A Blind Visual Paradigm for Testing Skill Transfer in Small Models Without Fine-Tuning

The author proposes a cross-domain, blind visual experiment to determine if a large language model can compress its procedural planning into a reusable scaffold that enhances a small model's output without fine-tuning. Using Three.js as the testbed, the study aims to prove that this transfer of skill is genuine and not merely overfitting to the source domain.

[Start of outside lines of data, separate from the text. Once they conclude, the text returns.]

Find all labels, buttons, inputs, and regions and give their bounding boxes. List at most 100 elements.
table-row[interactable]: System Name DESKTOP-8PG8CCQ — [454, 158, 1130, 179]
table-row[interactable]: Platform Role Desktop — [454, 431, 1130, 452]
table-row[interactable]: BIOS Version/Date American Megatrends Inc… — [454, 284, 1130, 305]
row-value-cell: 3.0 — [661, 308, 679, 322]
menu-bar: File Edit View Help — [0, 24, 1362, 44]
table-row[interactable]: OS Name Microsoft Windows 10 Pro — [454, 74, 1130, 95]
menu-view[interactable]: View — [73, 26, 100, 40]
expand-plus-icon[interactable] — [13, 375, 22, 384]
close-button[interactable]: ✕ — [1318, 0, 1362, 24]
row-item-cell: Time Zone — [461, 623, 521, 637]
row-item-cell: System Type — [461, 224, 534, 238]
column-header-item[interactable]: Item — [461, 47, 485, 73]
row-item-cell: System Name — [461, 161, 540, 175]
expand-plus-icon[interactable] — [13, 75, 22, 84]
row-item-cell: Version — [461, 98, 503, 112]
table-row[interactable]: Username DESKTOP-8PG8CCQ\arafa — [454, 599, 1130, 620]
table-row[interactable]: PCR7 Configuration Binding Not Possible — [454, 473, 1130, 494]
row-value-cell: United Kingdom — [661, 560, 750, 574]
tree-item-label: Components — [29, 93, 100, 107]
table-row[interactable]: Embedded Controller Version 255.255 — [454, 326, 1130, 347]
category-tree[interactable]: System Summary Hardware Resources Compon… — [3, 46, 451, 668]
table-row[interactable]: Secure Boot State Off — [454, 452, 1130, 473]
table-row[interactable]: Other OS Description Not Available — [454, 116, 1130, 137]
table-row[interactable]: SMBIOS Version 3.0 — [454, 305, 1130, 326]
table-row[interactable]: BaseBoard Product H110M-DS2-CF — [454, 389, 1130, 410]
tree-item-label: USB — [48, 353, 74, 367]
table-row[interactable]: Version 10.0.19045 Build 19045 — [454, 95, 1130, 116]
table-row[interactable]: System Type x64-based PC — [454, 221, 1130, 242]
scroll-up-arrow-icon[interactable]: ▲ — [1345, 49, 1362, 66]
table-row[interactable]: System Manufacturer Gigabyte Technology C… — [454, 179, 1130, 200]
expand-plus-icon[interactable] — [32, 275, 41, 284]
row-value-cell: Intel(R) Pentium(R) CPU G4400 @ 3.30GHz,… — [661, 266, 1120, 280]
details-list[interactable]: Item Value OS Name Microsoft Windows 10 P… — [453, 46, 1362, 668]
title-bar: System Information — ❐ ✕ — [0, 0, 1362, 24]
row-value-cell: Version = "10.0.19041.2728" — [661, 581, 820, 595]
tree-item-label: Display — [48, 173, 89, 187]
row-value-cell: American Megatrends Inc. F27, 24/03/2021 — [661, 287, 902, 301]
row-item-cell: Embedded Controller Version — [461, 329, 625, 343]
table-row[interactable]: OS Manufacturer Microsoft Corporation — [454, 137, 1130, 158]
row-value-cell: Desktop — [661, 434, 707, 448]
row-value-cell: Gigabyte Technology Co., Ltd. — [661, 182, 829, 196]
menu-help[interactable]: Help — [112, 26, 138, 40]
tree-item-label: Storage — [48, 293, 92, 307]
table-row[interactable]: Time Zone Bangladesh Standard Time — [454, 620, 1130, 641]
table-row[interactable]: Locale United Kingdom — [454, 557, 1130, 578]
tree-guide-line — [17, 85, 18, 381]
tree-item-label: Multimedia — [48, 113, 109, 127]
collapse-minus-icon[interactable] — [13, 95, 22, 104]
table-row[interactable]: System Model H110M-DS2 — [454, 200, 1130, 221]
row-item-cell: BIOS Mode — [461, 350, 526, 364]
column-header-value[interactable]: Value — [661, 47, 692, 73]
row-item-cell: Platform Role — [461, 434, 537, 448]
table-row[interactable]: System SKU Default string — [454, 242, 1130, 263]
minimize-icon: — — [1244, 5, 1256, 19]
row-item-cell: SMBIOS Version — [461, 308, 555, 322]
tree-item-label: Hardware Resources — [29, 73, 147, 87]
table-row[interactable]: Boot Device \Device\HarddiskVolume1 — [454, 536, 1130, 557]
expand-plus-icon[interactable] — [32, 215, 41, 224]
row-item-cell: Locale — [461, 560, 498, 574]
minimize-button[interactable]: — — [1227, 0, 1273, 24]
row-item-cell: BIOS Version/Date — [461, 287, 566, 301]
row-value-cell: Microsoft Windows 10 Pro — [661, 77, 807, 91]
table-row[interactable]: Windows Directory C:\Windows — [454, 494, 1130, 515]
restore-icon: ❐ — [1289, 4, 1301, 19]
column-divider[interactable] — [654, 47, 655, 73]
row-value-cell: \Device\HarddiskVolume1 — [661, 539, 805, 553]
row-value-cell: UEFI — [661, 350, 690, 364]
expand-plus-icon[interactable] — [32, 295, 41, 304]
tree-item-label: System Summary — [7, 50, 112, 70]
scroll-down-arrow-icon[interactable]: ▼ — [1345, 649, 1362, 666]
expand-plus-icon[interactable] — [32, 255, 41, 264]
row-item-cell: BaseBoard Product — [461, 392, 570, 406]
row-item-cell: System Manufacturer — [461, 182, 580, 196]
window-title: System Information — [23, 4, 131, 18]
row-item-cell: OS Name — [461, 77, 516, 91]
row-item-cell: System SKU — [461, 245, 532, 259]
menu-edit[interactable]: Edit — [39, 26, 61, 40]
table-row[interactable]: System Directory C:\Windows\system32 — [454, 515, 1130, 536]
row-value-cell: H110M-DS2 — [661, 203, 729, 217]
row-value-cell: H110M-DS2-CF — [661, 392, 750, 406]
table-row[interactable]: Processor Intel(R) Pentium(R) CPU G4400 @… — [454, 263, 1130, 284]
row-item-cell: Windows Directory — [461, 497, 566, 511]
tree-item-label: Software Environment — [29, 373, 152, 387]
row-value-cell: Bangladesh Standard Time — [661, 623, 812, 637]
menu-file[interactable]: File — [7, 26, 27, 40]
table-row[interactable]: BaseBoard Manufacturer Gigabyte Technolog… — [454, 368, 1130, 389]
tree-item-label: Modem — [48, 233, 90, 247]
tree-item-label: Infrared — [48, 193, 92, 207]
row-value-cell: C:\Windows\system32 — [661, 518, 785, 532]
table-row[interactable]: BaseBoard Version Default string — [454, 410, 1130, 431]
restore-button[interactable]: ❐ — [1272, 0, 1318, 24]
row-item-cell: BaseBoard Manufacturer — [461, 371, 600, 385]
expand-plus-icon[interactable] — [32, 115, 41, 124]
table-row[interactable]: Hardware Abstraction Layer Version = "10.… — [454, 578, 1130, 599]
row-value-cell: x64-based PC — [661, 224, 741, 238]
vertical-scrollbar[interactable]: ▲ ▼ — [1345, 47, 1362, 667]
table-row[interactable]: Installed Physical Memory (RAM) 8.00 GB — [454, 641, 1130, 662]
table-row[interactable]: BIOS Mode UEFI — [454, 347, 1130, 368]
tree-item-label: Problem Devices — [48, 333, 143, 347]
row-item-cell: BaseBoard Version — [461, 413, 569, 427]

The baseline compares outputs from a large model (Model A) and a small 9B parameter model (Model B) on two distinct prompts: a cinematic scene featuring Michael Jackson and other figures, and a low-poly BMPT-72 turret.
The hypothesis posits that Model A can extract a "Procedural Scaffold" containing general construction principles rather than specific answers to the source prompt.
Validation involves applying this scaffold to Model B for the second task and using a fresh instance of a large model (Model C) as a blind judge with zero context about the experiment.
Model C scores the rendered images quantitatively on visual quality, silhouette recognition, structural coherence, and detail density to determine if the scaffolded small model's output improves relative to the large model's baseline.

This setup is intended to serve as a paradigm for proving post-training skill generalization by demonstrating that procedural knowledge can be transferred across semantically distinct domains within the same platform.